Once we got everything rolling on our professional book, I thought it would be interesting to see what our 5-6 year olds thought after using twitter for 3 months. I thought it would be fun to create a twitter guide book of their own. This book would be written by kids, going over the rules and expectations which they know are appropriate for social media. This second text would also, hopefully, reach other K/1 classes and give teachers another tool to use when connecting young learners on a global level.
I truly believe that we are not aiming to change policy, but to help develop teacher practice and classroom culture. The research we found supported the need for education about Social Media tools, and although the steps showing how to start tweeting are meant for young classes, they can be easily adapted to older ones. I hear teachers saying that kids are hard to connect to, and that kids don’t have a world view. Connecting to a class across your own country or even the world is one way to help kids see our similarities and differences, and to help share their learning.

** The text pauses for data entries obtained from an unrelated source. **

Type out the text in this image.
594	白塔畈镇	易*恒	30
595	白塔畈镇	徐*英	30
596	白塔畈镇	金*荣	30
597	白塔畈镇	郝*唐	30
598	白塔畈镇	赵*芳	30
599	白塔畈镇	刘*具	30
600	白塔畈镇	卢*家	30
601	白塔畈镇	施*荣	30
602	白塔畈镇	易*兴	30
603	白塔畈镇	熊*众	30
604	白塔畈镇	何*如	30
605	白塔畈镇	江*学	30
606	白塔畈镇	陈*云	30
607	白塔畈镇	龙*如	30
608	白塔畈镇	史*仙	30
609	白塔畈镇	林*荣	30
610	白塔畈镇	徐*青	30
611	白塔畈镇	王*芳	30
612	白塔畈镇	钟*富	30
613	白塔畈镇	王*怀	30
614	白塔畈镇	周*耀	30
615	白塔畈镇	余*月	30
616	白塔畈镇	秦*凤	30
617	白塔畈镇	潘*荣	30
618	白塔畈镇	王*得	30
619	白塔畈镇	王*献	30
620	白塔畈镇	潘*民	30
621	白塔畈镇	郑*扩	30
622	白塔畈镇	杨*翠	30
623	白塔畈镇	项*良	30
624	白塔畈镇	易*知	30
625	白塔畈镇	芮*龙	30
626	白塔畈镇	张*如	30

Throughout this process, Michelle and I have spent time looking at our own practices with Social Media in our classrooms, and I read several articles on underage Social Media usage in Europe, as well the PEW Institute’s research on Teens and Social Media Use. We each spent time writing sections of our book, and worked collaboratively on the steps a teacher could take to become more comfortable on Social Media. Our meeting times were very productive and fun!
In Evaluating our project, I cannot just look at the finished product to see if we have been successful. Time will tell if people find our “How To” guide and use it in their professional development. I know, that for me personally, I look at the processes I learned throughout this project and can evaluate my own learning. I have discovered how to use a Google Doc, worked in Book Creator, and had to learn how to use the internet for research purposes (Yes, I’m that old). It has been an informative and useful process as I can see Book Creator being used in my classroom, and I am excited to try new things and experiment with Google Doc and Google Drive.